Don't try and counsel a friend in depression

 

Social media is abuzz with the information about the suicide of a young, promising actor. His death is being attributed to depression. A not-so-welcome outcome of it is that more and more people are now coming up offering solutions to depression. Sample this: A recent post on one of the whatsapp group says, “If you want to talk to me, I am here.”

While the intent of it may be honest, what we are missing out is the fact that depression is a mental condition that requires professional intervention.

It is not something that can be treated at home, through self counselling, or just by offering a sympathetic ear to a person suffering from it.
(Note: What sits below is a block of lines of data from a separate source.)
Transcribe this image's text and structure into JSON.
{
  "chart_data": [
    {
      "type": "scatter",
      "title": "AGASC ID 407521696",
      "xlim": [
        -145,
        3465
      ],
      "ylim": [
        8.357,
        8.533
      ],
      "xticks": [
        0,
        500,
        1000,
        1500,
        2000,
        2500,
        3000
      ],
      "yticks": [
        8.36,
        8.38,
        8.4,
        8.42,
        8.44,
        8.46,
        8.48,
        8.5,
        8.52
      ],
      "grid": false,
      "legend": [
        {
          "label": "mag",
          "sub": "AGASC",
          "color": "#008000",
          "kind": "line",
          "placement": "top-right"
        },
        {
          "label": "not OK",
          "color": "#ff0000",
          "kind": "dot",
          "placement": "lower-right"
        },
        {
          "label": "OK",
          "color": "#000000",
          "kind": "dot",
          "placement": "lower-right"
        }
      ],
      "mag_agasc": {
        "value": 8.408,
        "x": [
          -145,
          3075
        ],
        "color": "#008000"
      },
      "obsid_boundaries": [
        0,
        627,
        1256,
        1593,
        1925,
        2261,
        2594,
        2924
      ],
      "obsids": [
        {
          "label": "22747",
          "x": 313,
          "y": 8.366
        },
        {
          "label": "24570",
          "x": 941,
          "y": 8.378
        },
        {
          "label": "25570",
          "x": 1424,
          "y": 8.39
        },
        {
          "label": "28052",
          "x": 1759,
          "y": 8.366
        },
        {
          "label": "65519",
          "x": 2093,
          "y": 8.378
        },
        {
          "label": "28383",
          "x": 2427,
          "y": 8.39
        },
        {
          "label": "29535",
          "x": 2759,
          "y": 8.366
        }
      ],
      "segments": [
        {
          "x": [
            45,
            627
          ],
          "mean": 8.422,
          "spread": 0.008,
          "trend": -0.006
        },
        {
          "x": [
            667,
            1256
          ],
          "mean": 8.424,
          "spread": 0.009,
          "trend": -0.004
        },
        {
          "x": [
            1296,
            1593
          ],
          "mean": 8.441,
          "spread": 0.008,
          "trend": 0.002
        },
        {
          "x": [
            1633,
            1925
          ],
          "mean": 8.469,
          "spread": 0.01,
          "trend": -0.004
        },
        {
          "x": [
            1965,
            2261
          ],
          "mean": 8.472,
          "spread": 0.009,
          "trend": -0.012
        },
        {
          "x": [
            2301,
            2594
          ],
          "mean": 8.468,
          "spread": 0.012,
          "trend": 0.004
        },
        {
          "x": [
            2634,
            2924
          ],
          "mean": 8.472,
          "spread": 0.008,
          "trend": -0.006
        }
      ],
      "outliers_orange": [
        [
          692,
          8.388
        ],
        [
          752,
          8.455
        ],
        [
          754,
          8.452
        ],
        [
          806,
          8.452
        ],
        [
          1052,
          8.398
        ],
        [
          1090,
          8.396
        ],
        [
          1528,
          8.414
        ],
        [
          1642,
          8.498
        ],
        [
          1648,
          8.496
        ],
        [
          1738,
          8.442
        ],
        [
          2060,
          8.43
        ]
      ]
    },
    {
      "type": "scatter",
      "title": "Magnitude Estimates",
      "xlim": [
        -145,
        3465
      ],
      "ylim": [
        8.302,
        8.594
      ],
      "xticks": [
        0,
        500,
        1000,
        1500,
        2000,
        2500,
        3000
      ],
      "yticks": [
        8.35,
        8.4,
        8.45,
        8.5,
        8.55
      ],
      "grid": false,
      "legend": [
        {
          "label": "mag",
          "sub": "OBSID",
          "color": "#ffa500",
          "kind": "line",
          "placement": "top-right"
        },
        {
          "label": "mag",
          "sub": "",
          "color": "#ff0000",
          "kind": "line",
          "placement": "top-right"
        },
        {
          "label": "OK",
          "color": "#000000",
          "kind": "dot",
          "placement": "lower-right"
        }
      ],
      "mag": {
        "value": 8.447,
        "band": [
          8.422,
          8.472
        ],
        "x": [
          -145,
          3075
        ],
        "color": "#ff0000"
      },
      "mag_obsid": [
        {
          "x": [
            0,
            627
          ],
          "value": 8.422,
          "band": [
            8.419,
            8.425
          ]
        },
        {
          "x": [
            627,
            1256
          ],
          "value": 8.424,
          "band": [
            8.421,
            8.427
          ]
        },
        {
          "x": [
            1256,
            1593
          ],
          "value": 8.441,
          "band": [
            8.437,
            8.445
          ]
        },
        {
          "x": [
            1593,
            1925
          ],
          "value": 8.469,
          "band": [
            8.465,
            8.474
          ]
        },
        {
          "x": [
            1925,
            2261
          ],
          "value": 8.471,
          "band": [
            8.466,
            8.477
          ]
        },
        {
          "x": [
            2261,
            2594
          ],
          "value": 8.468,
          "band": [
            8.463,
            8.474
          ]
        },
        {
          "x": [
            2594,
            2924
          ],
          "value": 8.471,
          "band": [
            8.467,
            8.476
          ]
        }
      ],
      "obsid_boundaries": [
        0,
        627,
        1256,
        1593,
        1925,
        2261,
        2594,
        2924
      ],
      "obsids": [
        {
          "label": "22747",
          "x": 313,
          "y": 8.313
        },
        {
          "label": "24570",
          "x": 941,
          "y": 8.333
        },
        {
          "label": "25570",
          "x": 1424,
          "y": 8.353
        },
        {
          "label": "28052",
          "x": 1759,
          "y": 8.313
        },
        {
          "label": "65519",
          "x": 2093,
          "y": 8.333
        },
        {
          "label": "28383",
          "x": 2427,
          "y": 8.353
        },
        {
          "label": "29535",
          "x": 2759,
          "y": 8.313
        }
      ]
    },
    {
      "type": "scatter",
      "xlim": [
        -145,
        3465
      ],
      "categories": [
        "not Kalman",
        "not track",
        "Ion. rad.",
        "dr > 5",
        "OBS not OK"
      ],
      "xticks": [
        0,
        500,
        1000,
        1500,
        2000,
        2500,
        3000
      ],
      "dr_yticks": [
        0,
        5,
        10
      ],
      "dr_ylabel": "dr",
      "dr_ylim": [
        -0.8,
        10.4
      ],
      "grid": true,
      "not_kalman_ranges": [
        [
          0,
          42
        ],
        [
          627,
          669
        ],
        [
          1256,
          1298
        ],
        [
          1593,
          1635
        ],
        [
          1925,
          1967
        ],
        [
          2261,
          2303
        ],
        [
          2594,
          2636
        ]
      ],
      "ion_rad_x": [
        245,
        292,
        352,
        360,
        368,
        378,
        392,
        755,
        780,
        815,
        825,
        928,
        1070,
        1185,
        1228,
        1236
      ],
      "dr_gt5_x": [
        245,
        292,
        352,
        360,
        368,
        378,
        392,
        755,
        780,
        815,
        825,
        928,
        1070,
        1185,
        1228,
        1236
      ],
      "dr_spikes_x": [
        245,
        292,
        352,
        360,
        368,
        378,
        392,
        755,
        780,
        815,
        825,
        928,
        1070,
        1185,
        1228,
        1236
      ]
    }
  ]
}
There may be one or multiple reasons a person is undergoing depression--could be career-related, personal life, or any other issue. But if you think your friend is going through depression, while offering him all the love and the solace, it is also important to direct him gently towards professional help.

  1. When as a friend you or I will offer a sensitive ear to the person to listen out to his story or events that are causing the pain, while we may not be judgemental about the person, we are sure to either agree to the event and its outcomes or disagree to it. Since, we are involved with the person, it is natural for us to be involved with the event as well. And that is the first mistake we make, as not-trained people to handle depression. Agreeing, disagreeing or giving the person solutions to his pain, telling him that all will be well and that he can do this or that is just reinforcing the pain of the event in his/her mind. Whereas a professional counsellor will steer clear of the event and focus on the feelings. 
  2. Listening or hearing to the pain is all we can offer but we are not equipped to offer therapies, which is what the patient needs to move out of the depressive zone. Therapists offer cognitive solutions to diffuse the thoughts, psychotherapy to reduce impact of low self esteem and more. For example: when a person believes he is a failure, a therapist may ask him to write out the moments when he had excelled and felt pride...this will gradually instill self-belief back in him. Before you offer help to a depressed friend, ask yourself, “Am I equipped for this?"
  3. It is a natural response for us to be sympathetic to a person who seems in pain--after all he/she is our friend and seeing her in pain bothers or pains me as well; but we miss out on one important keyword here: empathy. A person in pain does not want sympathy; he or she may in fact view sympathy as alms; what he wants is empathy. He does not want you to judge him, or the factors that have brought him to this threshold; he wants you to just understand his point of view. The challenge here is that while understanding or looking at his point of view, we--as close friends of his--lose perspective of the situation and get involved in it. We are not able to remove ourselves...something trained counsellors are taught and trained in.
  4. Vocabulary matters when it comes to talking to a person in depression. Don’t say, “It is okay” or “Everything will be fine” or “I understand”; remember to a person undergoing clinical depression, these words sound hollow and something that most people say to him. Give his mental state, it may be possible that he write you off as well as someone who doesn’t take him seriously. Therefore, it is important to watch what you say.

Have you experienced clinically depression? No. Then it may be best for you to steer your friend towards a therapist. Be his friend/support/shoulder/punching bag...what ever...but please do not be his counsellor.